Important detail for the let rule: if we have for example the declarations y = x, x = 1 and we infer the type of y before inferring the type of x, the type of y will be incomplete that the type of x will not be inferred. For this reason, it is important to infer the type of all ei before passing them to gen, otherwise gen is likely to think that y is polymorphic.
4 Your work
Your job is to complete the code for the elaborate and eval predicates. The code provided to you already contains a skeleton of these predicates as well as a few other predicates which will be useful mainly for the second phase:
—Instantiate: implements the σ⊂tau rule.
—Freelvars: implements the fv function.
—Generalize: does the job of gen.
5 Discount
You must submit two files, h2035.pl and rapport.tex. These files will be delivered in electronic form, through Moodle / StudiUM.
6 Details
The score is based on the one hand on automatic tests, on the other hand on the reading of the code, as well as on the report. The most important criterion, and that your code must behave correctly. In general, a simple solution is more often correct than a complex solution. Then comes the quality of the code: the simpler, the better. If there are a lot of comments, it is usually a symptom that the code is not clear; but of course, without comments the code (even simple) and often incomprehensible.

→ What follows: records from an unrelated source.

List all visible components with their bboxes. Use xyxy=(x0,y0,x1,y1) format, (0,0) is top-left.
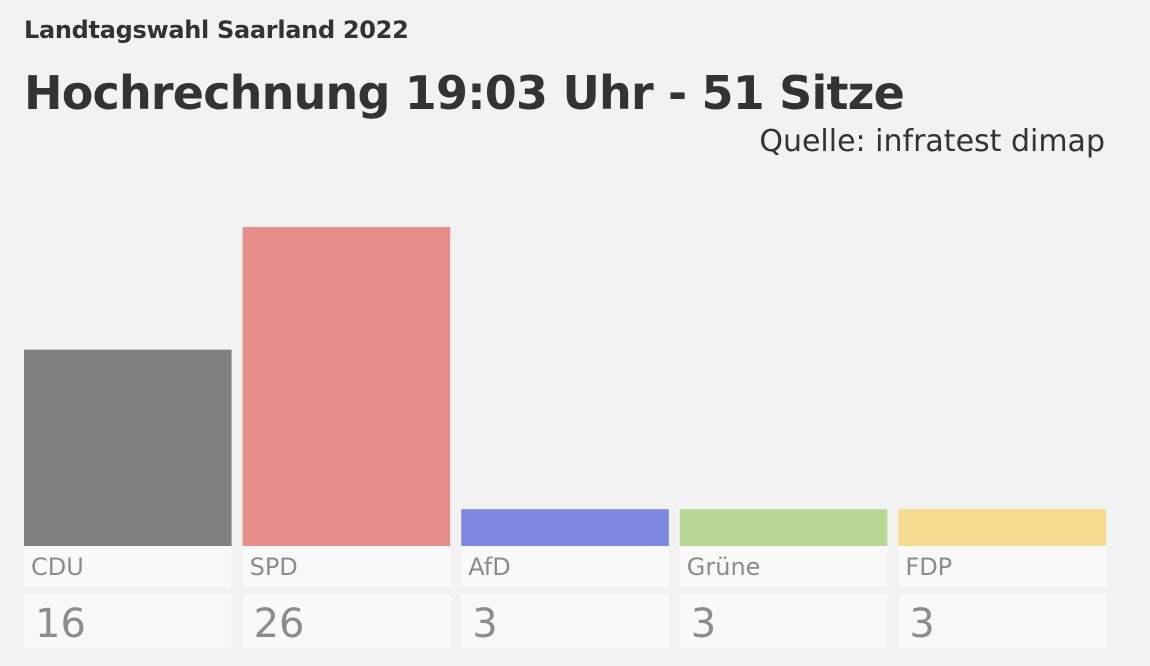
category-box-afd xyxy=(461,546,669,587)
bar-afd xyxy=(461,509,669,546)
value-label-afd: 3 xyxy=(472,601,497,647)
value-box-cdu xyxy=(24,594,232,648)
bar-gr-ne xyxy=(679,509,888,546)
value-box-spd xyxy=(242,594,451,648)
value-label-fdp: 3 xyxy=(909,601,934,647)
category-label-cdu: CDU xyxy=(31,553,84,581)
category-box-spd xyxy=(242,546,451,587)
chart-supertitle: Landtagswahl Saarland 2022 xyxy=(24,16,409,44)
value-box-gr-ne xyxy=(679,594,888,648)
category-box-gr-ne xyxy=(679,546,888,587)
chart-source: Quelle: infratest dimap xyxy=(759,124,1105,159)
value-box-fdp xyxy=(898,594,1106,648)
value-label-spd: 26 xyxy=(254,601,305,647)
value-label-gr-ne: 3 xyxy=(691,601,716,647)
category-box-fdp xyxy=(898,546,1106,587)
category-label-gr-ne: Grüne xyxy=(687,553,761,581)
bar-cdu xyxy=(24,349,232,546)
category-label-fdp: FDP xyxy=(905,553,952,581)
bar-spd xyxy=(242,227,451,546)
category-box-cdu xyxy=(24,546,232,587)
bar-fdp xyxy=(898,509,1106,546)
category-label-spd: SPD xyxy=(250,553,298,581)
value-box-afd xyxy=(461,594,669,648)
category-label-afd: AfD xyxy=(468,553,511,581)
chart-title: Hochrechnung 19:03 Uhr - 51 Sitze xyxy=(24,66,905,120)
value-label-cdu: 16 xyxy=(35,601,86,647)
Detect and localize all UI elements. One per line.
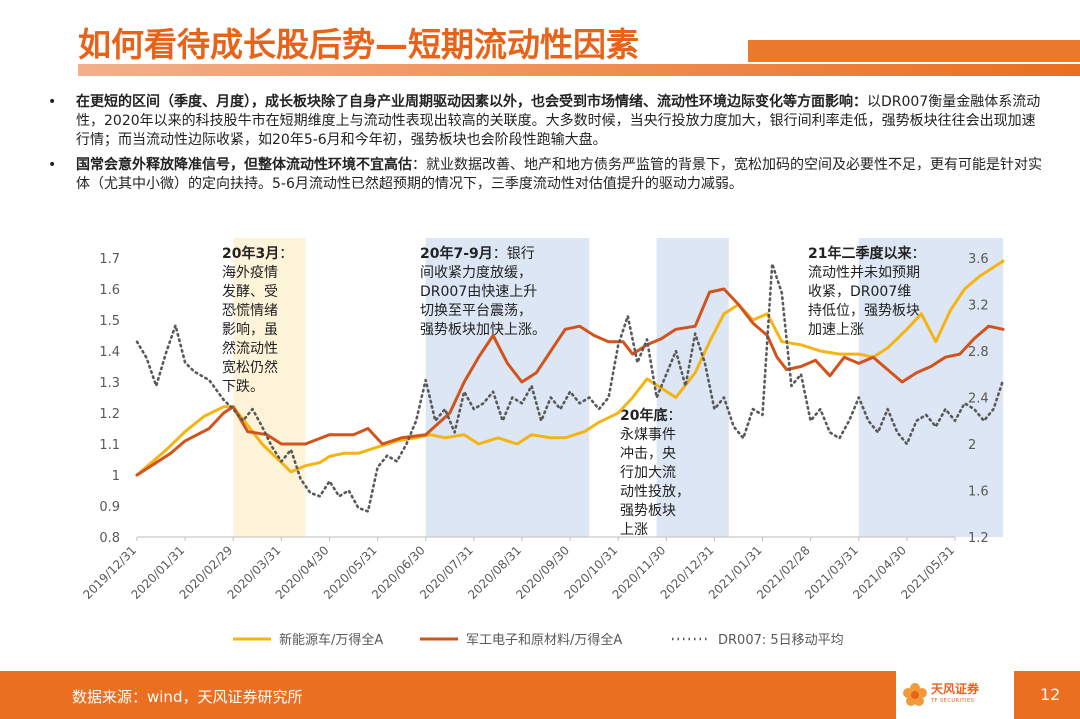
- annotation-line: 加速上涨: [808, 322, 864, 338]
- annotation-line: 动性投放，: [620, 484, 690, 500]
- y-left-tick-label: 0.9: [99, 500, 120, 515]
- bullet-list: • 在更短的区间（季度、月度），成长板块除了自身产业周期驱动因素以外，也会受到市…: [48, 93, 1048, 200]
- annotation-line: 发酵、受: [222, 284, 278, 300]
- shaded-period: [425, 238, 590, 537]
- bullet-bold: 在更短的区间（季度、月度），成长板块除了自身产业周期驱动因素以外，也会受到市场情…: [76, 94, 867, 110]
- shaded-period: [233, 238, 306, 537]
- annotation-line: 影响，虽: [222, 322, 278, 338]
- legend-label: 军工电子和原材料/万得全A: [466, 632, 622, 648]
- annotation-title: 20年3月: [222, 245, 279, 262]
- page-title: 如何看待成长股后势—短期流动性因素: [78, 25, 639, 64]
- annotation-line: ：: [911, 246, 925, 262]
- annotation-line: 上涨: [620, 522, 648, 538]
- bullet-dot: •: [48, 157, 57, 173]
- page-number: 12: [1040, 685, 1061, 704]
- annotation-line: 收紧，DR007维: [808, 284, 911, 300]
- y-right-tick-label: 2.4: [968, 392, 989, 407]
- y-left-tick-label: 1: [112, 469, 120, 484]
- y-left-tick-label: 1.2: [99, 407, 120, 422]
- annotation-line: 冲击，央: [620, 446, 676, 462]
- annotation-text: 20年底： 永煤事件冲击，央行加大流动性投放， 强势板块上涨: [620, 407, 690, 538]
- bullet-bold: 国常会意外释放降准信号，但整体流动性环境不宜高估: [76, 157, 412, 173]
- legend-label: 新能源车/万得全A: [279, 632, 383, 648]
- shaded-period: [656, 238, 729, 537]
- y-right-tick-label: 2: [968, 438, 976, 453]
- shaded-period: [858, 238, 1004, 537]
- annotation-text: 21年二季度以来： 流动性并未如预期收紧，DR007维持低位，强势板块加速上涨: [808, 245, 925, 338]
- flower-logo-icon: [903, 683, 927, 706]
- y-right-tick-label: 2.8: [968, 345, 989, 360]
- y-left-tick-label: 1.4: [99, 345, 120, 360]
- annotation-line: 持低位，强势板块: [808, 303, 920, 319]
- y-left-tick-label: 1.1: [99, 438, 120, 453]
- bullet-text: ：就业数据改善、地产和地方债务严监管的背景下，宽松加码的空间及必要性不足，更有可…: [76, 157, 1042, 192]
- annotation-text: 20年3月：海外疫情发酵、受恐慌情绪影响，虽然流动性宽松仍然下跌。: [222, 245, 293, 395]
- annotations: 20年3月：海外疫情发酵、受恐慌情绪影响，虽然流动性宽松仍然下跌。20年7-9月…: [222, 245, 925, 538]
- series-lines: [135, 259, 1005, 513]
- annotation-line: 永煤事件: [620, 427, 676, 443]
- annotation-line: 强势板块加快上涨。: [420, 322, 546, 338]
- logo: 天风证券 TF SECURITIES: [896, 671, 1014, 719]
- annotation-line: ：: [279, 246, 293, 262]
- bullet-item: • 国常会意外释放降准信号，但整体流动性环境不宜高估：就业数据改善、地产和地方债…: [48, 156, 1048, 194]
- annotation-line: 切换至平台震荡，: [420, 302, 532, 319]
- bullet-dot: •: [48, 94, 57, 110]
- annotation-line: 间收紧力度放缓，: [420, 265, 532, 281]
- annotation-line: 下跌。: [222, 379, 264, 395]
- bullet-item: • 在更短的区间（季度、月度），成长板块除了自身产业周期驱动因素以外，也会受到市…: [48, 93, 1048, 150]
- annotation-line: 流动性并未如预期: [808, 265, 920, 281]
- legend-label: DR007: 5日移动平均: [718, 633, 844, 648]
- annotation-text: 20年7-9月：银行间收紧力度放缓， DR007由快速上升切换至平台震荡， 强势板块…: [420, 245, 546, 338]
- title-underline: [78, 64, 1080, 76]
- y-right-tick-label: 3.2: [968, 299, 989, 314]
- annotation-line: ：银行: [493, 246, 535, 262]
- legend: 新能源车/万得全A 军工电子和原材料/万得全A DR007: 5日移动平均: [233, 632, 844, 648]
- annotation-line: 海外疫情: [222, 265, 278, 281]
- y-right-tick-label: 1.6: [968, 485, 989, 500]
- title-accent-bar: [748, 40, 1080, 62]
- y-right-tick-label: 3.6: [968, 252, 989, 267]
- series-line: [135, 262, 1005, 513]
- footer: 数据来源：wind，天风证券研究所 天风证券 TF SECURITIES 12: [0, 671, 1080, 719]
- shaded-periods: [233, 238, 1004, 537]
- source-note: 数据来源：wind，天风证券研究所: [72, 688, 303, 706]
- annotation-line: 行加大流: [620, 465, 676, 481]
- annotation-title: 20年7-9月: [420, 245, 493, 262]
- y-left-tick-label: 1.5: [99, 314, 120, 329]
- annotation-line: ：: [667, 408, 681, 424]
- annotation-title: 20年底: [620, 407, 667, 424]
- logo-text: 天风证券: [931, 682, 980, 696]
- series-line: [135, 287, 1005, 477]
- logo-subtext: TF SECURITIES: [931, 698, 975, 704]
- y-left-tick-label: 1.3: [99, 376, 120, 391]
- annotation-line: 强势板块: [620, 503, 676, 519]
- line-chart: 20年3月：海外疫情发酵、受恐慌情绪影响，虽然流动性宽松仍然下跌。20年7-9月…: [80, 238, 1005, 648]
- y-right-tick-label: 1.2: [968, 531, 989, 546]
- annotation-line: 恐慌情绪: [222, 303, 278, 319]
- y-left-tick-label: 0.8: [99, 531, 120, 546]
- bullet-text: 以DR007衡量金融体系流动性，2020年以来的科技股牛市在短期维度上与流动性表…: [76, 94, 1041, 148]
- annotation-line: 然流动性: [222, 340, 278, 357]
- y-left-tick-label: 1.6: [99, 283, 120, 298]
- annotation-line: DR007由快速上升: [420, 284, 537, 300]
- annotation-line: 宽松仍然: [222, 359, 278, 376]
- annotation-title: 21年二季度以来: [808, 245, 912, 262]
- y-left-tick-label: 1.7: [99, 252, 120, 267]
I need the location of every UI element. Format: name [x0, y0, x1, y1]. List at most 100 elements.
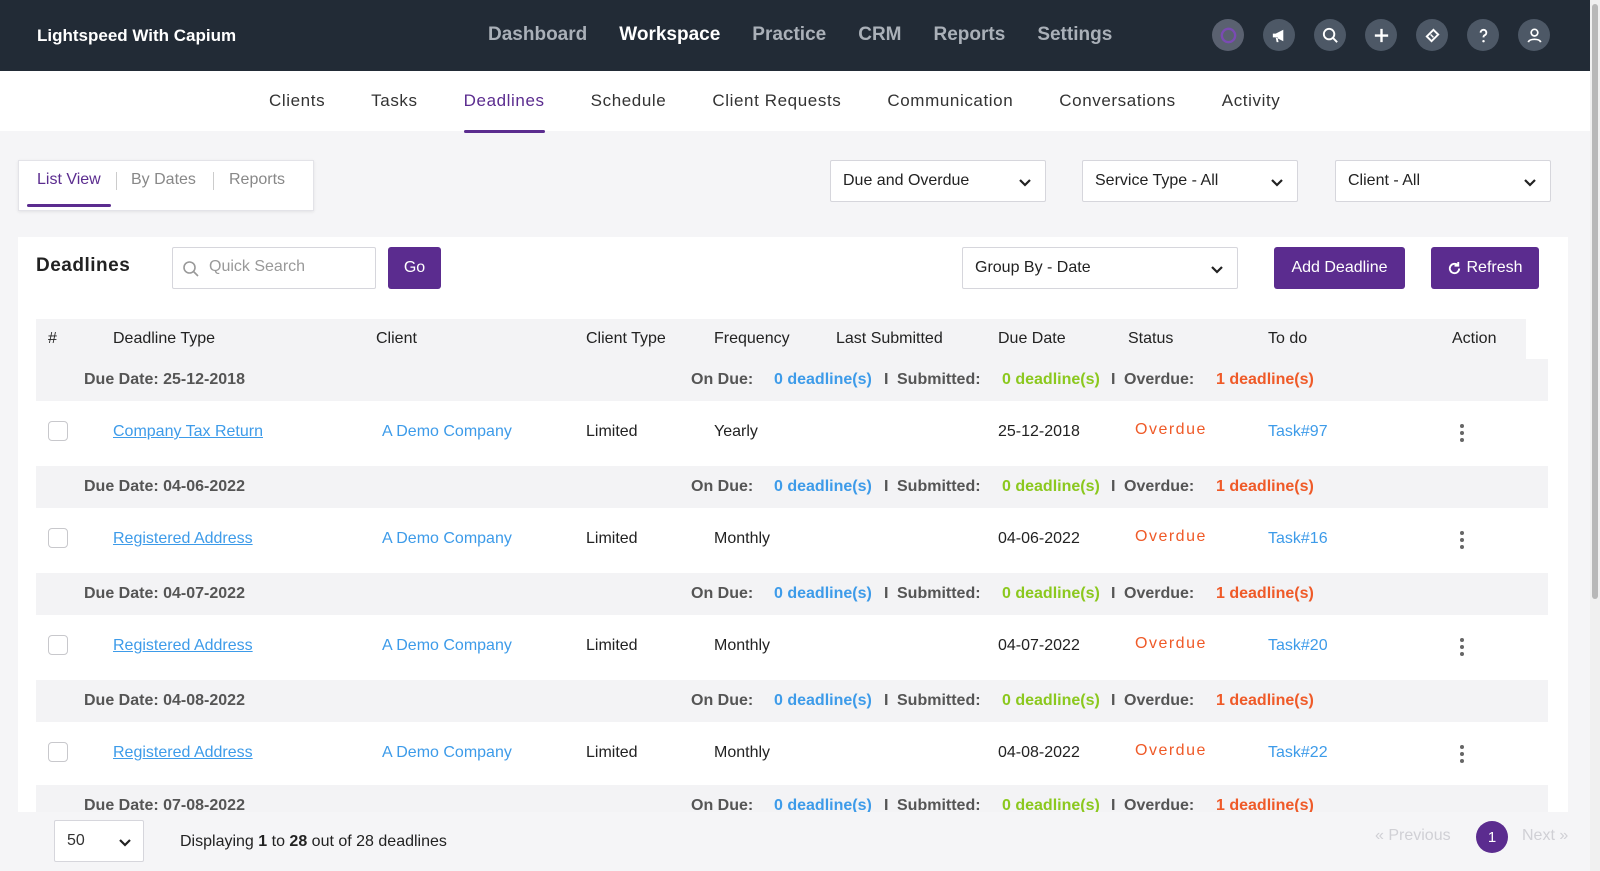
divider: [213, 172, 214, 190]
col-due-date[interactable]: Due Date: [998, 330, 1066, 347]
megaphone-icon[interactable]: [1263, 19, 1295, 51]
view-reports[interactable]: Reports: [229, 171, 286, 188]
table-header: # Deadline Type Client Client Type Frequ…: [36, 319, 1526, 359]
client-link[interactable]: A Demo Company: [382, 423, 512, 440]
view-list[interactable]: List View: [37, 171, 101, 188]
scrollbar-thumb[interactable]: [1592, 4, 1598, 599]
col-client[interactable]: Client: [376, 330, 417, 347]
overdue-count: 1 deadline(s): [1216, 371, 1314, 388]
group-header: Due Date: 25-12-2018 On Due: 0 deadline(…: [36, 359, 1548, 401]
refresh-button[interactable]: Refresh: [1431, 247, 1539, 289]
task-link[interactable]: Task#22: [1268, 744, 1328, 761]
service-type-select[interactable]: Service Type - All: [1082, 160, 1298, 202]
overdue-count: 1 deadline(s): [1216, 585, 1314, 602]
quick-search-input[interactable]: [209, 258, 369, 276]
task-link[interactable]: Task#20: [1268, 637, 1328, 654]
task-link[interactable]: Task#97: [1268, 423, 1328, 440]
due-date: 25-12-2018: [998, 423, 1080, 440]
nav-workspace[interactable]: Workspace: [619, 24, 721, 45]
separator: I: [1111, 797, 1116, 812]
nav-practice[interactable]: Practice: [752, 24, 827, 45]
quick-search-box: [172, 247, 376, 289]
submitted-label: Submitted:: [897, 585, 981, 602]
group-by-value: Group By - Date: [975, 259, 1091, 276]
add-deadline-button[interactable]: Add Deadline: [1274, 247, 1405, 289]
more-actions-icon[interactable]: [1459, 530, 1465, 550]
col-deadline-type[interactable]: Deadline Type: [113, 330, 215, 347]
tab-activity[interactable]: Activity: [1221, 91, 1281, 110]
page-size-select[interactable]: 50: [54, 820, 144, 862]
plus-icon[interactable]: [1365, 19, 1397, 51]
tab-schedule[interactable]: Schedule: [590, 91, 667, 110]
tab-clients[interactable]: Clients: [269, 91, 326, 110]
more-actions-icon[interactable]: [1459, 637, 1465, 657]
submitted-label: Submitted:: [897, 692, 981, 709]
tab-deadlines[interactable]: Deadlines: [463, 91, 545, 133]
tab-client-requests[interactable]: Client Requests: [712, 91, 842, 110]
search-icon: [183, 261, 199, 277]
group-heading: Due Date: 04-07-2022: [84, 585, 245, 602]
nav-crm[interactable]: CRM: [858, 24, 902, 45]
user-icon[interactable]: [1518, 19, 1550, 51]
table-row: Registered Address A Demo Company Limite…: [36, 615, 1548, 677]
client-link[interactable]: A Demo Company: [382, 744, 512, 761]
submitted-count: 0 deadline(s): [1002, 797, 1100, 812]
nav-reports[interactable]: Reports: [933, 24, 1006, 45]
group-by-select[interactable]: Group By - Date: [962, 247, 1238, 289]
capium-logo-icon[interactable]: [1212, 19, 1244, 51]
separator: I: [884, 797, 889, 812]
client-select[interactable]: Client - All: [1335, 160, 1551, 202]
col-action[interactable]: Action: [1452, 330, 1497, 347]
client-link[interactable]: A Demo Company: [382, 637, 512, 654]
search-icon[interactable]: [1314, 19, 1346, 51]
deadline-type-link[interactable]: Company Tax Return: [113, 423, 263, 440]
submitted-count: 0 deadline(s): [1002, 585, 1100, 602]
due-date: 04-07-2022: [998, 637, 1080, 654]
row-checkbox[interactable]: [48, 421, 68, 441]
group-header: Due Date: 04-06-2022 On Due: 0 deadline(…: [36, 466, 1548, 508]
col-frequency[interactable]: Frequency: [714, 330, 790, 347]
separator: I: [1111, 371, 1116, 388]
tab-conversations[interactable]: Conversations: [1059, 91, 1176, 110]
col-client-type[interactable]: Client Type: [586, 330, 666, 347]
col-todo[interactable]: To do: [1268, 330, 1308, 347]
table-row: Registered Address A Demo Company Limite…: [36, 722, 1548, 784]
refresh-label: Refresh: [1466, 259, 1523, 276]
deadline-type-link[interactable]: Registered Address: [113, 744, 253, 761]
client-link[interactable]: A Demo Company: [382, 530, 512, 547]
client-type: Limited: [586, 637, 638, 654]
next-page-link[interactable]: Next »: [1522, 827, 1569, 844]
more-actions-icon[interactable]: [1459, 744, 1465, 764]
brand-name[interactable]: Lightspeed With Capium: [37, 26, 237, 45]
view-by-dates[interactable]: By Dates: [131, 171, 196, 188]
row-checkbox[interactable]: [48, 742, 68, 762]
col-number[interactable]: #: [48, 330, 57, 347]
overdue-count: 1 deadline(s): [1216, 797, 1314, 812]
display-from: 1: [258, 833, 268, 850]
go-button[interactable]: Go: [388, 247, 441, 289]
help-icon[interactable]: [1467, 19, 1499, 51]
row-checkbox[interactable]: [48, 528, 68, 548]
ticket-icon[interactable]: [1416, 19, 1448, 51]
group-heading: Due Date: 04-06-2022: [84, 478, 245, 495]
previous-page-link[interactable]: « Previous: [1375, 827, 1451, 844]
due-filter-select[interactable]: Due and Overdue: [830, 160, 1046, 202]
deadline-type-link[interactable]: Registered Address: [113, 637, 253, 654]
group-heading: Due Date: 07-08-2022: [84, 797, 245, 812]
refresh-icon: [1449, 261, 1461, 274]
submitted-count: 0 deadline(s): [1002, 692, 1100, 709]
tab-communication[interactable]: Communication: [887, 91, 1014, 110]
more-actions-icon[interactable]: [1459, 423, 1465, 443]
task-link[interactable]: Task#16: [1268, 530, 1328, 547]
current-page-button[interactable]: 1: [1476, 821, 1508, 853]
nav-settings[interactable]: Settings: [1037, 24, 1113, 45]
row-checkbox[interactable]: [48, 635, 68, 655]
frequency: Monthly: [714, 744, 771, 761]
submitted-count: 0 deadline(s): [1002, 478, 1100, 495]
status-badge: Overdue: [1135, 635, 1207, 652]
col-last-submitted[interactable]: Last Submitted: [836, 330, 943, 347]
deadline-type-link[interactable]: Registered Address: [113, 530, 253, 547]
tab-tasks[interactable]: Tasks: [371, 91, 418, 110]
nav-dashboard[interactable]: Dashboard: [488, 24, 588, 45]
col-status[interactable]: Status: [1128, 330, 1174, 347]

The efficiency of your code is irrelevant, unless it uses a really particularly ridiculously inefficient algorithm. Points will be distributed as follows: 25% on the report, 25% on the automatic tests, 25% on the code of the ‘elaboration, and 25% on the evaluator’s code. – The code must in no case exceed 80 columns. – Check the course web page, for any errata, and other additional indications. – All use of material (code or text) borrowed from someone else (found on the web, …) must be duly mentioned, otherwise it will be considered plagiarism.